A su vez Nietzsche comienza su libro sobre la historia con una cita de Goethe que dice así: “Por lo demás, me es odioso todo aquello que únicamente me instruye, pero sin acrecentar o vivificar de inmediato mi actividad”. El filósofo sostiene que la historia en particular y el conocimiento en general no puede ser un artículo de lujo, sino que tiene que servir a la vida y que el historicismo (o positivismo histórico) al plantear una separación de la dimensión subjetiva de los interrogantes, deprime la acción y la vida. En sus palabras: “Existe un grado de insomnio, de rumia, de sentido histórico, en el que lo vivo se resiente y, finalmente, sucumbe, ya se trate de un individuo, de un pueblo, o de una cultura”. Se debe aclarar que en el segundo prefacio su obra Humano demasiado humano va a criticar esta tesis y que, a su vez, no se trata de negar la historia sino de algo distinto, de la construcción de una filosofía de la memoria que advierte que es posible vivir sin recordar, pero imposible hacerlo sin olvidar. En efecto, un trauma psíquico es un recuerdo inevitable. Ahora bien, para saber cuál es el límite, es decir cuanto del pasado debe olvidarse habría que saber con exactitud cuanta es la “fuerza plástica” de un individuo, de un pueblo o de una cultura.

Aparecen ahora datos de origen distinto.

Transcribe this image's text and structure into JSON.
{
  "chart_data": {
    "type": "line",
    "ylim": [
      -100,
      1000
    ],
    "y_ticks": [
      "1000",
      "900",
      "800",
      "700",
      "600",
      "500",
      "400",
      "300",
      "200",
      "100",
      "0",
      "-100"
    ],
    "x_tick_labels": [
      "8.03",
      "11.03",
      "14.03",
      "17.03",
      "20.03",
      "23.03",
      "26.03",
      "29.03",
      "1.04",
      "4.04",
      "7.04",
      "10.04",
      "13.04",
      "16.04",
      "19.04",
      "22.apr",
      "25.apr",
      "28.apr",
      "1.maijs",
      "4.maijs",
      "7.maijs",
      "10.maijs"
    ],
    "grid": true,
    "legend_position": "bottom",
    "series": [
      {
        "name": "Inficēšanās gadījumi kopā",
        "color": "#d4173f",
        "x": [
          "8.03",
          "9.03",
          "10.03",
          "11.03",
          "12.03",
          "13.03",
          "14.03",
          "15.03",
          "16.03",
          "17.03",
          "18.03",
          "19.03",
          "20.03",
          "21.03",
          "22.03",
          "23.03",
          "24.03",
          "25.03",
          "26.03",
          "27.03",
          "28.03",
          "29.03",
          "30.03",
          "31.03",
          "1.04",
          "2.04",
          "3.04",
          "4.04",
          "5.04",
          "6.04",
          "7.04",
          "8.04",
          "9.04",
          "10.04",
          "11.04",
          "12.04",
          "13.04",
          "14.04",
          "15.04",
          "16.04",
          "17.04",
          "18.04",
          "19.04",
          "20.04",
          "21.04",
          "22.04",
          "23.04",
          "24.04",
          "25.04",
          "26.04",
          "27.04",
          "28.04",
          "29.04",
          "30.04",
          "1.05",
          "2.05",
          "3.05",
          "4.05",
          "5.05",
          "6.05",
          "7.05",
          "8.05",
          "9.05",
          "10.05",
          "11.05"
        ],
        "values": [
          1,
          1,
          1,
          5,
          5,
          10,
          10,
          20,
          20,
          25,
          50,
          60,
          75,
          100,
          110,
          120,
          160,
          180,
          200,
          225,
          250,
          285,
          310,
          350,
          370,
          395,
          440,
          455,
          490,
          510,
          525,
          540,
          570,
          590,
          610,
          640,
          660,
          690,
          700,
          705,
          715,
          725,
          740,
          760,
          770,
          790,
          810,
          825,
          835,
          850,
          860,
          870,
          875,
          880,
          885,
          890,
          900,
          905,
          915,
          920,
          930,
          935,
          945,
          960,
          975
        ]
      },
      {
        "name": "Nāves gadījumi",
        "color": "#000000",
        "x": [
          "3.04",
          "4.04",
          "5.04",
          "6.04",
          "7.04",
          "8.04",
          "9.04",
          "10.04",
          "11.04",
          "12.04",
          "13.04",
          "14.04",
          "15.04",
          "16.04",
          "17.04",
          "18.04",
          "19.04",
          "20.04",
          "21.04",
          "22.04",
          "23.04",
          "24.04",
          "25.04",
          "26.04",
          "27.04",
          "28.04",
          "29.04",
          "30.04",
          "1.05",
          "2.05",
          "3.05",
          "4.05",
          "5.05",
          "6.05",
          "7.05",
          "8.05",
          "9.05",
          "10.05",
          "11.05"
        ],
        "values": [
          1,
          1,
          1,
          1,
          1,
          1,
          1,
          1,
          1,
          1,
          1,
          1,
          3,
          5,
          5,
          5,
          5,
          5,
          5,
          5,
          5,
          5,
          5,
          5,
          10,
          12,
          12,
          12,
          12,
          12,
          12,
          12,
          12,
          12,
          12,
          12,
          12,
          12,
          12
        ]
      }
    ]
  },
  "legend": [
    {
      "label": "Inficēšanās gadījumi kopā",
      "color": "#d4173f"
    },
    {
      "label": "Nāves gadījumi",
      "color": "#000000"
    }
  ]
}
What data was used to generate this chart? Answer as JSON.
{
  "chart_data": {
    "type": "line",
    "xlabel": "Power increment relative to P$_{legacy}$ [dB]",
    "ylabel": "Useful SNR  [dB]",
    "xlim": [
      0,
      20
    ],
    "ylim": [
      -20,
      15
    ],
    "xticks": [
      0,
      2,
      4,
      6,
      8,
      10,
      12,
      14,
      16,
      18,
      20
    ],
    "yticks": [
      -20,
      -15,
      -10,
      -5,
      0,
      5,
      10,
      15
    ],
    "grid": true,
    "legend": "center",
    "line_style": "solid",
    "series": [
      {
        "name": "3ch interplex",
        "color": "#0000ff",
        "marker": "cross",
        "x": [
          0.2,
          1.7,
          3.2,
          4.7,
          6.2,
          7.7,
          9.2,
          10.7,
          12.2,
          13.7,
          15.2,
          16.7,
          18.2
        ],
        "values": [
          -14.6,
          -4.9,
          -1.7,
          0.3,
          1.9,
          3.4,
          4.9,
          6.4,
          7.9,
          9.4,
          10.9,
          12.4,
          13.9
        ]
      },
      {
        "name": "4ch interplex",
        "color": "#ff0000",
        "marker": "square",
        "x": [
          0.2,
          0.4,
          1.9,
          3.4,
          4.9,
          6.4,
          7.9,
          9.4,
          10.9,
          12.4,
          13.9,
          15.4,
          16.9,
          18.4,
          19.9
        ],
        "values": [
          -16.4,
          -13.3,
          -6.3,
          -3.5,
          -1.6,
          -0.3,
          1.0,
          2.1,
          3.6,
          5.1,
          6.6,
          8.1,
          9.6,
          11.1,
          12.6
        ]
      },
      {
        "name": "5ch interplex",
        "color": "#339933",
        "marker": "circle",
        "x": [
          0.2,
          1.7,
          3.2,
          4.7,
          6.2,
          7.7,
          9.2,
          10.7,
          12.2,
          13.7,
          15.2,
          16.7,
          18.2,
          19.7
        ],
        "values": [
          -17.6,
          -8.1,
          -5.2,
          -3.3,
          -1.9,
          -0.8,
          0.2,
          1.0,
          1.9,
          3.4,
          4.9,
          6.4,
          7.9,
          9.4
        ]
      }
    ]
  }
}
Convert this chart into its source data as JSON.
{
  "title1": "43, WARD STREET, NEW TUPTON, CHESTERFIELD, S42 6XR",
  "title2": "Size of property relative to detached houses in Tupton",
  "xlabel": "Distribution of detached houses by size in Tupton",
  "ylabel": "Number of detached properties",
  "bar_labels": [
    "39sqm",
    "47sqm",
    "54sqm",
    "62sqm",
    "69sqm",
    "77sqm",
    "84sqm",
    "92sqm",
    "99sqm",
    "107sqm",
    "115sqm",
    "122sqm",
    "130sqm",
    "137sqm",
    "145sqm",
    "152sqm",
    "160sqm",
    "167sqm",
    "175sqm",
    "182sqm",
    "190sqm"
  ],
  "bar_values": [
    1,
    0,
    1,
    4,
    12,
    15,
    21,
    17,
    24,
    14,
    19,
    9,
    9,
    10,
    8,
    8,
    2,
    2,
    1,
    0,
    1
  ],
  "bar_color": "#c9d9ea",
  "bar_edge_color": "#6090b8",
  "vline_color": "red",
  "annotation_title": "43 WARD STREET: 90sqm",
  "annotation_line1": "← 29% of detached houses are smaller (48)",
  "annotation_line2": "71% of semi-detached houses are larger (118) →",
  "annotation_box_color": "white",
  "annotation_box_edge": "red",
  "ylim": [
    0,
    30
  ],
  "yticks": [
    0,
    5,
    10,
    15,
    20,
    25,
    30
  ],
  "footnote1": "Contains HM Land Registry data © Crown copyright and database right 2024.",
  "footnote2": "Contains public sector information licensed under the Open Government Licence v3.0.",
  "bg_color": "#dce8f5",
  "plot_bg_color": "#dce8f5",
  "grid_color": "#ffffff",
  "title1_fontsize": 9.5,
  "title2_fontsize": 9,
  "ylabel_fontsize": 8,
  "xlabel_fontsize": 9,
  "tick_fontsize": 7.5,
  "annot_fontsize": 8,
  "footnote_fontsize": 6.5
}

Fuerza para crecer, transformar y asimilar, para cicatrizar heridas, para reparar perdidas, para rehacer las formas destruidas. La serenidad, la buena conciencia, la actitud gozosa, la confianza en el porvenir dependen, nos dice, de saber cuándo es necesario recordar y cuando, por el contrario, es fundamental olvidar. Su tesis es: “Lo histórico y lo ahistórico son igualmente necesarios para la salud de los individuos, de los pueblos y de las culturas”.

Lo que resulta claro es que las experiencias que no se pueden olvidar son las que hay que reelaborar porque de lo contrario, al volver como fantasmas amenazantes, no nos permiten vivir en el presente. En efecto, alguien como Freud preocupado tanto por la historia estructural de la conformación de la personalidad como por los traumas singulares de los individuos, puso ahí el foco de su interés por que vio en tal regreso a la propia historia la posibilidad de vivir un presente pleno.

Volviendo a la dimensión de un pueblo es pertinente preguntarnos ¿Qué posibilidades de vivir el presente tiene la sociedad argentina cuando en su historia habitan horrorosos crímenes de lesa humanidad? La herida quedará por siempre abierta como debe ser, porque hay males que son insuperables, sin embargo, hay que tramitarlos de alguna manera. Lo que sí es seguro es que la “provocación” en el marco de una supuesta “batalla cultural” solo traumatiza el trauma. Reconstruirnos no es tarea de cínicos.